La qualité de l’habitat de dispersion joue probablement un rôle important dans la survie des individus qui se dispersent. Ces derniers utilisent autant des peuplements vieux continus qu’une mosaïque fragmentée de forêts d’âges variés, de coupes à blanc, de routes et de terrains non boisés (Forsmanet al., 2002a). Les grandes vallées non boisées constituent un obstacle connu à la dispersion dans l’ouest de l’Oregon entre les montagnes côtières et la chaîne des Cascades, mais une certaine dispersion a néanmoins lieu dans les vastes contreforts forestiers entre ces chaînes de montagnes (Forsman et al., 2002a). Bien que les juvéniles en dispersion choisissent autant les forêts peu fragmentées que très fragmentées, la distance nette de dispersion est inversement proportionnelle à la fréquence des coupes à blanc, ce qui suggère que celles-ci pourraient représenter un obstacle partiel à la dispersion (Miller et al., 1997).

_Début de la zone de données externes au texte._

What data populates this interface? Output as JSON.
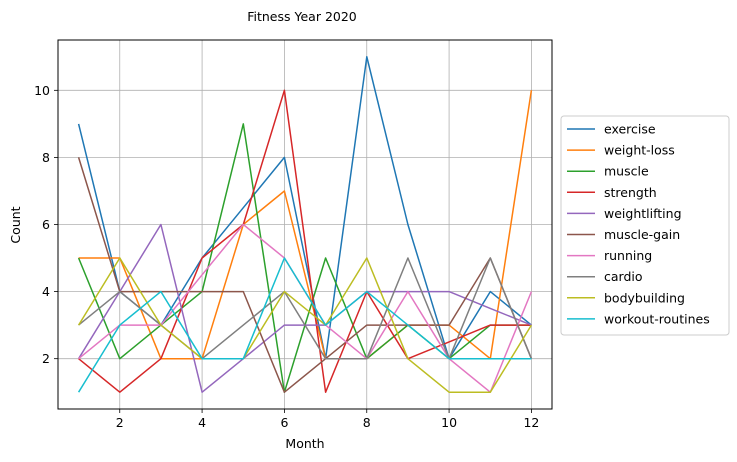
{
  "chart_data": {
    "type": "line",
    "title": "Fitness Year 2020",
    "xlabel": "Month",
    "ylabel": "Count",
    "xlim": [
      0.5,
      12.5
    ],
    "ylim": [
      0.5,
      11.5
    ],
    "xticks": [
      2,
      4,
      6,
      8,
      10,
      12
    ],
    "yticks": [
      2,
      4,
      6,
      8,
      10
    ],
    "grid": true,
    "legend_position": "right",
    "x": [
      1,
      2,
      3,
      4,
      5,
      6,
      7,
      8,
      9,
      10,
      11,
      12
    ],
    "series": [
      {
        "name": "exercise",
        "color": "#1f77b4",
        "values": [
          9,
          4,
          3,
          5,
          6.5,
          8,
          2,
          11,
          6,
          2,
          4,
          3
        ]
      },
      {
        "name": "weight-loss",
        "color": "#ff7f0e",
        "values": [
          5,
          5,
          2,
          2,
          6,
          7,
          2,
          2,
          3,
          3,
          2,
          10
        ]
      },
      {
        "name": "muscle",
        "color": "#2ca02c",
        "values": [
          5,
          2,
          3,
          4,
          9,
          1,
          5,
          2,
          3,
          2,
          3,
          3
        ]
      },
      {
        "name": "strength",
        "color": "#d62728",
        "values": [
          2,
          1,
          2,
          5,
          6,
          10,
          1,
          4,
          2,
          2.5,
          3,
          3
        ]
      },
      {
        "name": "weightlifting",
        "color": "#9467bd",
        "values": [
          2,
          4,
          6,
          1,
          2,
          3,
          3,
          4,
          4,
          4,
          3.5,
          3
        ]
      },
      {
        "name": "muscle-gain",
        "color": "#8c564b",
        "values": [
          8,
          4,
          4,
          4,
          4,
          1,
          2,
          3,
          3,
          3,
          5,
          2
        ]
      },
      {
        "name": "running",
        "color": "#e377c2",
        "values": [
          2,
          3,
          3,
          4.5,
          6,
          5,
          3,
          2,
          4,
          2,
          1,
          4
        ]
      },
      {
        "name": "cardio",
        "color": "#7f7f7f",
        "values": [
          3,
          4,
          3,
          2,
          3,
          4,
          2,
          2,
          5,
          2,
          5,
          2
        ]
      },
      {
        "name": "bodybuilding",
        "color": "#bcbd22",
        "values": [
          3,
          5,
          3,
          2,
          2,
          4,
          3,
          5,
          2,
          1,
          1,
          3
        ]
      },
      {
        "name": "workout-routines",
        "color": "#17becf",
        "values": [
          1,
          3,
          4,
          2,
          2,
          5,
          3,
          4,
          3,
          2,
          2,
          2
        ]
      }
    ]
  }
}
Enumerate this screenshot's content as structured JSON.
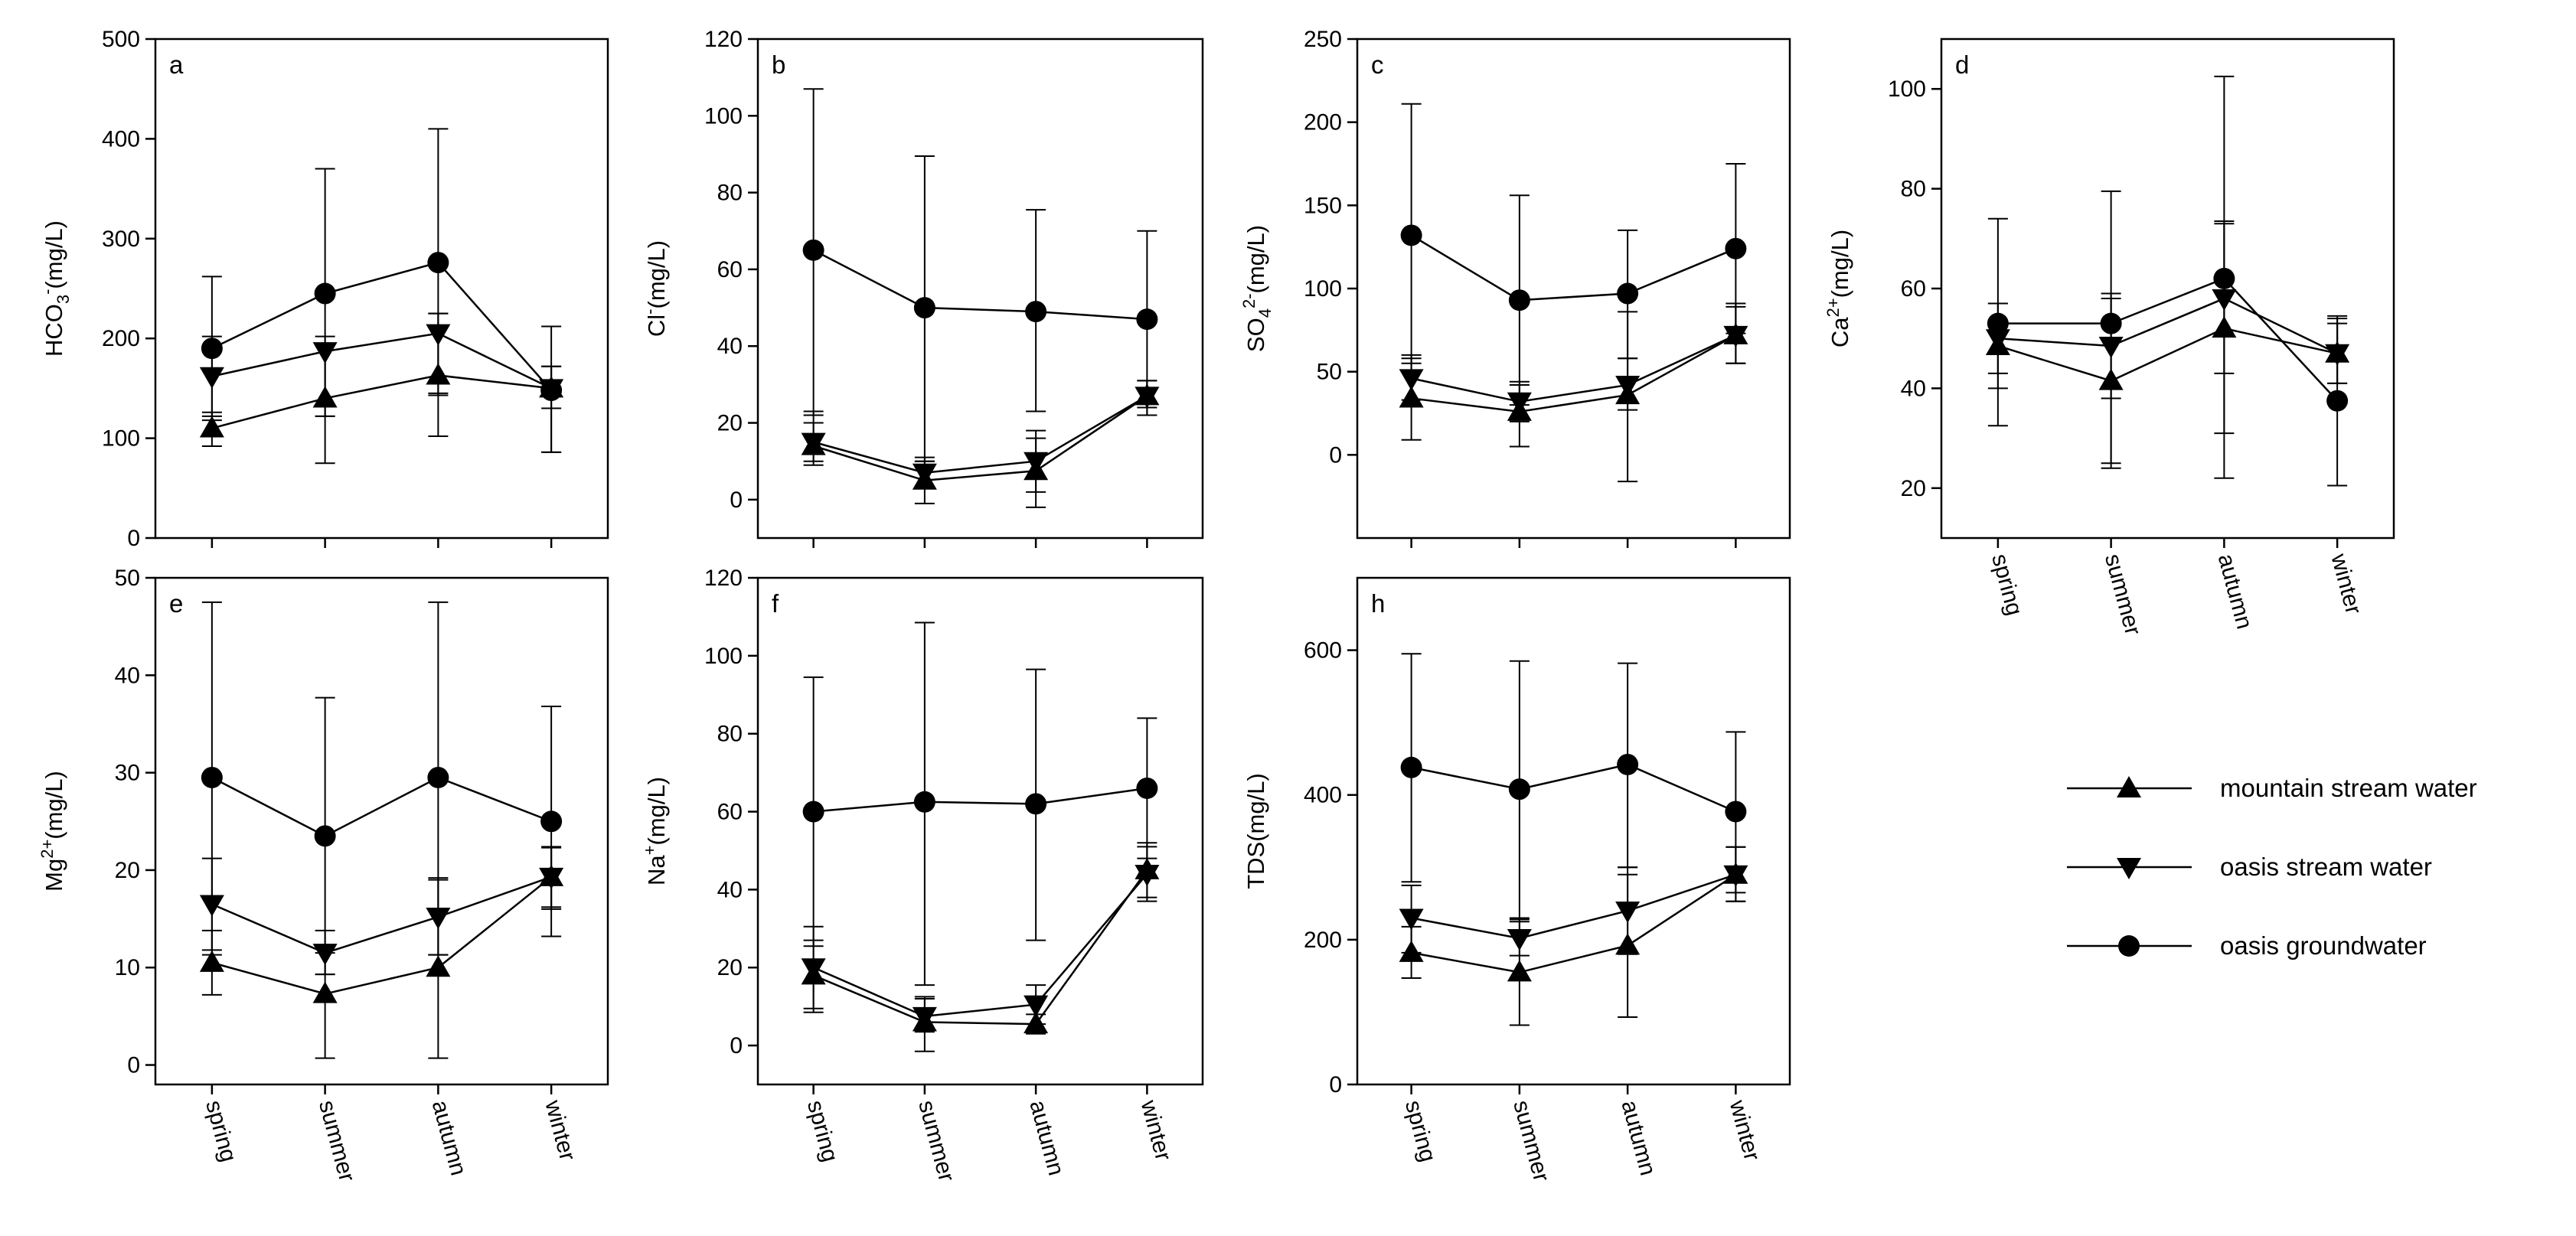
{
  "figure": {
    "categories": [
      "spring",
      "summer",
      "autumn",
      "winter"
    ],
    "legend": [
      {
        "name": "mountain stream water",
        "marker": "triangle-up"
      },
      {
        "name": "oasis stream water",
        "marker": "triangle-down"
      },
      {
        "name": "oasis groundwater",
        "marker": "circle"
      }
    ]
  },
  "chart_data": [
    {
      "id": "a",
      "panel_label": "a",
      "type": "line",
      "ylabel": "HCO3- (mg/L)",
      "ylabel_main": "HCO",
      "ylabel_sub": "3",
      "ylabel_sup": "-",
      "ylabel_unit": "(mg/L)",
      "categories": [
        "spring",
        "summer",
        "autumn",
        "winter"
      ],
      "ylim": [
        0,
        500
      ],
      "yticks": [
        0,
        100,
        200,
        300,
        400,
        500
      ],
      "show_xticklabels": false,
      "series": [
        {
          "name": "mountain stream water",
          "values": [
            110,
            140,
            163,
            150
          ],
          "err_low": [
            92,
            122,
            143,
            130
          ],
          "err_high": [
            126,
            195,
            225,
            172
          ]
        },
        {
          "name": "oasis stream water",
          "values": [
            162,
            187,
            205,
            150
          ],
          "err_low": [
            122,
            122,
            102,
            86
          ],
          "err_high": [
            202,
            202,
            225,
            172
          ]
        },
        {
          "name": "oasis groundwater",
          "values": [
            190,
            245,
            276,
            148
          ],
          "err_low": [
            118,
            75,
            145,
            86
          ],
          "err_high": [
            262,
            370,
            410,
            212
          ]
        }
      ]
    },
    {
      "id": "b",
      "panel_label": "b",
      "type": "line",
      "ylabel": "Cl- (mg/L)",
      "ylabel_main": "Cl",
      "ylabel_sub": "",
      "ylabel_sup": "-",
      "ylabel_unit": "(mg/L)",
      "categories": [
        "spring",
        "summer",
        "autumn",
        "winter"
      ],
      "ylim": [
        -10,
        120
      ],
      "yticks": [
        0,
        20,
        40,
        60,
        80,
        100,
        120
      ],
      "show_xticklabels": false,
      "series": [
        {
          "name": "mountain stream water",
          "values": [
            14,
            5,
            7.5,
            27
          ],
          "err_low": [
            9,
            -1,
            -2,
            22
          ],
          "err_high": [
            20,
            10,
            16,
            31
          ]
        },
        {
          "name": "oasis stream water",
          "values": [
            15,
            7,
            10,
            27
          ],
          "err_low": [
            10,
            3,
            2,
            22
          ],
          "err_high": [
            23,
            11,
            18,
            31
          ]
        },
        {
          "name": "oasis groundwater",
          "values": [
            65,
            50,
            49,
            47
          ],
          "err_low": [
            22,
            10,
            23,
            24
          ],
          "err_high": [
            107,
            89.5,
            75.5,
            70
          ]
        }
      ]
    },
    {
      "id": "c",
      "panel_label": "c",
      "type": "line",
      "ylabel": "SO4 2- (mg/L)",
      "ylabel_main": "SO",
      "ylabel_sub": "4",
      "ylabel_sup": "2-",
      "ylabel_unit": "(mg/L)",
      "categories": [
        "spring",
        "summer",
        "autumn",
        "winter"
      ],
      "ylim": [
        -50,
        250
      ],
      "yticks": [
        0,
        50,
        100,
        150,
        200,
        250
      ],
      "show_xticklabels": false,
      "series": [
        {
          "name": "mountain stream water",
          "values": [
            34,
            26,
            36,
            72
          ],
          "err_low": [
            9,
            5,
            -16,
            55
          ],
          "err_high": [
            58,
            42,
            86,
            89
          ]
        },
        {
          "name": "oasis stream water",
          "values": [
            46,
            32,
            42,
            72
          ],
          "err_low": [
            33,
            20,
            27,
            55
          ],
          "err_high": [
            60,
            44,
            58,
            91
          ]
        },
        {
          "name": "oasis groundwater",
          "values": [
            132,
            93,
            97,
            124
          ],
          "err_low": [
            55,
            30,
            58,
            73
          ],
          "err_high": [
            211,
            156,
            135,
            175
          ]
        }
      ]
    },
    {
      "id": "d",
      "panel_label": "d",
      "type": "line",
      "ylabel": "Ca2+ (mg/L)",
      "ylabel_main": "Ca",
      "ylabel_sub": "",
      "ylabel_sup": "2+",
      "ylabel_unit": "(mg/L)",
      "categories": [
        "spring",
        "summer",
        "autumn",
        "winter"
      ],
      "ylim": [
        10,
        110
      ],
      "yticks": [
        20,
        40,
        60,
        80,
        100
      ],
      "show_xticklabels": true,
      "series": [
        {
          "name": "mountain stream water",
          "values": [
            48.5,
            41.5,
            52,
            47
          ],
          "err_low": [
            40,
            25,
            31,
            41
          ],
          "err_high": [
            57,
            58,
            73,
            53
          ]
        },
        {
          "name": "oasis stream water",
          "values": [
            50,
            48.5,
            58,
            47
          ],
          "err_low": [
            43,
            38,
            43,
            41
          ],
          "err_high": [
            57,
            59,
            73.5,
            54
          ]
        },
        {
          "name": "oasis groundwater",
          "values": [
            53,
            53,
            62,
            37.5
          ],
          "err_low": [
            32.5,
            24,
            22,
            20.5
          ],
          "err_high": [
            74,
            79.5,
            102.5,
            54.5
          ]
        }
      ]
    },
    {
      "id": "e",
      "panel_label": "e",
      "type": "line",
      "ylabel": "Mg2+ (mg/L)",
      "ylabel_main": "Mg",
      "ylabel_sub": "",
      "ylabel_sup": "2+",
      "ylabel_unit": "(mg/L)",
      "categories": [
        "spring",
        "summer",
        "autumn",
        "winter"
      ],
      "ylim": [
        -2,
        50
      ],
      "yticks": [
        0,
        10,
        20,
        30,
        40,
        50
      ],
      "show_xticklabels": true,
      "series": [
        {
          "name": "mountain stream water",
          "values": [
            10.5,
            7.3,
            10,
            19.3
          ],
          "err_low": [
            7.2,
            0.7,
            0.7,
            16
          ],
          "err_high": [
            13.8,
            11.5,
            19,
            22.3
          ]
        },
        {
          "name": "oasis stream water",
          "values": [
            16.5,
            11.5,
            15.2,
            19.3
          ],
          "err_low": [
            11.8,
            9.3,
            11.3,
            16.2
          ],
          "err_high": [
            21.2,
            13.8,
            19.2,
            22.4
          ]
        },
        {
          "name": "oasis groundwater",
          "values": [
            29.5,
            23.5,
            29.5,
            25
          ],
          "err_low": [
            11.3,
            9.3,
            11.3,
            13.2
          ],
          "err_high": [
            47.5,
            37.7,
            47.5,
            36.8
          ]
        }
      ]
    },
    {
      "id": "f",
      "panel_label": "f",
      "type": "line",
      "ylabel": "Na+ (mg/L)",
      "ylabel_main": "Na",
      "ylabel_sub": "",
      "ylabel_sup": "+",
      "ylabel_unit": "(mg/L)",
      "categories": [
        "spring",
        "summer",
        "autumn",
        "winter"
      ],
      "ylim": [
        -10,
        120
      ],
      "yticks": [
        0,
        20,
        40,
        60,
        80,
        100,
        120
      ],
      "show_xticklabels": true,
      "series": [
        {
          "name": "mountain stream water",
          "values": [
            18,
            6,
            5.5,
            45
          ],
          "err_low": [
            8.5,
            -1.5,
            3,
            38
          ],
          "err_high": [
            27,
            12,
            8,
            51
          ]
        },
        {
          "name": "oasis stream water",
          "values": [
            20,
            7.5,
            10.5,
            44
          ],
          "err_low": [
            9.5,
            3.5,
            5.5,
            37
          ],
          "err_high": [
            30.5,
            12.5,
            15.5,
            52
          ]
        },
        {
          "name": "oasis groundwater",
          "values": [
            60,
            62.5,
            62,
            66
          ],
          "err_low": [
            25.5,
            15.5,
            27,
            48
          ],
          "err_high": [
            94.5,
            108.5,
            96.5,
            84
          ]
        }
      ]
    },
    {
      "id": "h",
      "panel_label": "h",
      "type": "line",
      "ylabel": "TDS (mg/L)",
      "ylabel_main": "TDS",
      "ylabel_sub": "",
      "ylabel_sup": "",
      "ylabel_unit": "(mg/L)",
      "categories": [
        "spring",
        "summer",
        "autumn",
        "winter"
      ],
      "ylim": [
        0,
        700
      ],
      "yticks": [
        0,
        200,
        400,
        600
      ],
      "show_xticklabels": true,
      "series": [
        {
          "name": "mountain stream water",
          "values": [
            182,
            155,
            192,
            290
          ],
          "err_low": [
            147,
            82,
            93,
            253
          ],
          "err_high": [
            218,
            225,
            290,
            328
          ]
        },
        {
          "name": "oasis stream water",
          "values": [
            230,
            202,
            240,
            290
          ],
          "err_low": [
            182,
            178,
            180,
            253
          ],
          "err_high": [
            275,
            228,
            300,
            328
          ]
        },
        {
          "name": "oasis groundwater",
          "values": [
            438,
            408,
            442,
            377
          ],
          "err_low": [
            280,
            230,
            300,
            265
          ],
          "err_high": [
            595,
            585,
            582,
            487
          ]
        }
      ]
    }
  ]
}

En Colombie-Britannique, il ne semble actuellement y avoir aucune dispersion ni aucune colonisation de nouveaux territoires par des Chouettes tachetées du Nord juvéniles, puisque aucun nouvel individu n’est apparu dans les sites faisant l’objet d’un suivi, de nombreux individus adultes seuls demeurent sans compagnon et aucun juvénile suivi par radiotélémesure n’a survécu au-delà du premier hiver (Hobbs, 2002, 2004, 2005). Hobbs (2005) a pu suivre un juvénile qui a traversé un grand lac et s’est déplacé sur une grande distance durant la dispersion d’automne.

Maladies et parasites 

Thomas et al. (2002) ont diagnostiqué une spirochétose septicémique aiguë chez un mâle adulte mort dans l’État de Washington. Le pathogène a été identifié comme un membre du genre Borrelia, dont l’espèce la plus proche parente serait le B. hermsii, un organisme causant des fièvres récurrentes chez l’humain dans l’ouest des États-Unis. Il s’agissait du premier signalement d’une infection par un Borrelia causant des fièvres récurrentes chez un oiseau sauvage (Thomas et al., 2002). On a également signalé un cas de choléra aviaire chez un individu mort (Forsman et al., 2002a).

Le virus du Nil occidental est une maladie préoccupante, compte tenu de la petite taille de la population canadienne de Chouettes tachetées du Nord. À l’origine, le virus du Nil occidental ne sévissait qu’en Afrique, dans l’ouest de l’Asie et au Moyen-Orient. Le virus a été isolé pour la première fois dans l’hémisphère occidental à New York en 1999, et s’est depuis répandu rapidement en Amérique du Nord (Centre canadien coopératif de la santé de la faune, 2003). Certains oiseaux infectés par le virus du Nil occidental peuvent contracter la maladie ou mourir, mais la plupart des individus infectés survivent et deviennent porteurs (Centers for Disease Control and Prevention, 2003). Aucun cas d’infection au virus du Nil occidental n’a été signalé chez des Chouettes tachetées du Nord sauvages.

Divers parasites sont omniprésents chez des populations d’espèces sauvages, et leurs effets sur le taux de survie dépendent probablement de l’étendue de l’infestation. Les parasites constituent une menace de moindre ampleur que certaines maladies comme le virus du Nil occidental. Les parasites connus de la Chouette tachetée du Nord comprennent les parasites du sang (hématozoaires), les helminthes (nématodes, cestodes et acanthocéphales) et les hippoboscidés (Gutiérrez et al., 1995). Sur 105 individus échantillonnés appartenant aux trois sous-espèces, tous étaient infectés par des parasites hématozoaires, et les infections multiples étaient fréquentes (Gutiérrez et al., 1995). La majorité des chouettes mortes examinées par Forsman et al. (2002a) étaient infestées de parasites du sang ou des intestins.

Adaptabilité

La Chouette tachetée du Nord est adaptée à des conditions écologiques très spécifiques. Elle semble incapable de s’adapter à une fragmentation élevée de l’habitat et à une augmentation de la prédation et de la compétition d’espèces mieux adaptées aux paysages fragmentés.

En Colombie-Britannique, la Chouette tachetée du Nord est davantage adaptée aux conditions climatiques plus rigoureuses du nord que les populations du sud; elle disposerait donc d’une capacité génétique d’adaptation aux conditions changeantes supérieure et pourrait jouer un rôle important dans la conservation de l’espèce si des changements environnementaux survenaient à grande échelle (SOMIT, 1997a).